Три арочных окна, полуколонны, пилястры, малахитовый камин и напольные аугсбургские часы, чьи стрелки с незапамятных времен замерли на цифре "двенадцать", делают гостиную похожей на дворцовую залу.


Угол у правой стены, под большим полотном, на котором красуются похоронные дроги на фоне весенней распутицы, занят кабинетным роялем фирмы Steinway. Картина с печальным сюжетом уже много лет опасно нависает над роялем.


Друзья Шнейерсона ждут не дождутся, когда же, наконец, проклятые дроги вывалятся из картины и вместе с анонимным покойником рухнут на бесценный инструмент.


На пыльной крышке рояля — стеклянная банка с увядшими хризантемами. Вода в банке отдает в желтизну.


Рядом с банкой, опираясь на несоразмерно большой фаллос, стоит медный языческий божок. По глубочайшему убеждению Шнейерсона, эта тонко продуманная эклектическая композиция призвана споспешествовать размышлениям о смысле жизни, окрашенным декадентской грустью и мощными эротическими фантазиями.


Гостиная, как, впрочем, и все остальные пять комнат, обставлена тяжеловесной, но чрезвычайно удобной мебелью, некогда изготовленной в деревообделочных мастерских управления делами Совета Министров СССР.


В соответствии с капризом заказчика мебель выполнена в стиле Людовика ХIV. Об этом свидетельствуют затейливая орнаментация, пышная и когда-то яркая, а ныне потускневшая позолота, узоры из цветов и сказочных птиц, переплетение серебряных и перламутровых завитков.

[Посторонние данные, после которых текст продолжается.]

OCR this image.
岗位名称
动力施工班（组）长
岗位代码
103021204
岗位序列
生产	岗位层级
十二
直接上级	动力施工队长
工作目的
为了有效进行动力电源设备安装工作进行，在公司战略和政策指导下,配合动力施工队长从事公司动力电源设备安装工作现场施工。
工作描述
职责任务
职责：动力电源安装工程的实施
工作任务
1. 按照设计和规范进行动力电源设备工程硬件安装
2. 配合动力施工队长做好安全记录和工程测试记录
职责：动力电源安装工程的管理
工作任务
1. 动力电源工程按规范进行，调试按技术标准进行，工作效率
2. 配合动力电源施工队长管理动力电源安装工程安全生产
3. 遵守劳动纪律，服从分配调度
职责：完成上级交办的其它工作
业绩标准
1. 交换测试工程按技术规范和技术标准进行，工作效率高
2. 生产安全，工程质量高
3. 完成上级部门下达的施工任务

Пол устилает ковёр ручной работы. В центре ковра — тканое изображение библейского царя Соломона, впивающегося толстыми оранжевыми губами в золотую чашу наслаждений. Ковёр местами залит вином, а по краям основательно вытерт.


На всём лежит печать упадка. Но, подчеркнём, — не уныния! Автор смеет утверждать, что не было никого, кому бы гостиная не понравилась.


Каждому, кто попадал в нее, хотелось тут же плюхнуться в кресло, вытянуть ноги к камину, сделать добрый глоток старого шотландского, закурить гаванскую сигару и повести неспешную беседу о погоде и видах на урожай.


Именно в этой гостиной начиналась история, правдивей которой, по уверениям тех, кто читал это сочинение в рукописи, не было и нет во всей новейшей российской литературе.


…Итак, неким нестерпимо жарким августовским днем, когда солнце перевалило за полдень, в гостиной с камином, роялем, часами, разделившими вечность на две равновеликие части, полотнами фальшивых Коровиных и Кандинских, старой, но ещё вполне пригодной мебелью, — всеми этими оттоманками, кушетками, пуфиками, козетками, этажерками, канапе и прочим хламом, который в известным московских квартирах и поныне считается признаком комильфо и бонтона, — предавались разнообразным занятиям четверо старинных друзей.


Двое наиболее рассудительных уже изрядную толику времени, оккупировав кресло и диван, пребывали в дремоте, похожей на лёгкий обморок.


Двое других были увлечены спором, который посторонние — окажись таковые рядом — приняли бы не за уважительную дискуссию интеллектуалов, а за перебранку крепко повздоривших прохожих непосредственно перед дракой.


— Где славословие? Где торжество справедливости? Где, чёрт возьми, безумные восторги? Где пафос, пусть даже ложный? А где фанфары? Где, наконец, ванны c полусладким шампанским? — кипятился Раф Шнейерсон, меряя комнату большими шагами.


— Где прижизненные памятники в натуральную величину? А где уходящие под облака стелы из каррарского мрамора? Я спрашиваю, где всё это? — хозяин квартиры остановился, задрал голову и вопросительно уставился на хрустальную люстру. — А где мемориальная доска на доме, в котором я жил и творил и где продолжаю продуктивно трудиться, несмотря на непрекращающиеся инсинуации со стороны многочисленных друзей и еще более многочисленных врагов?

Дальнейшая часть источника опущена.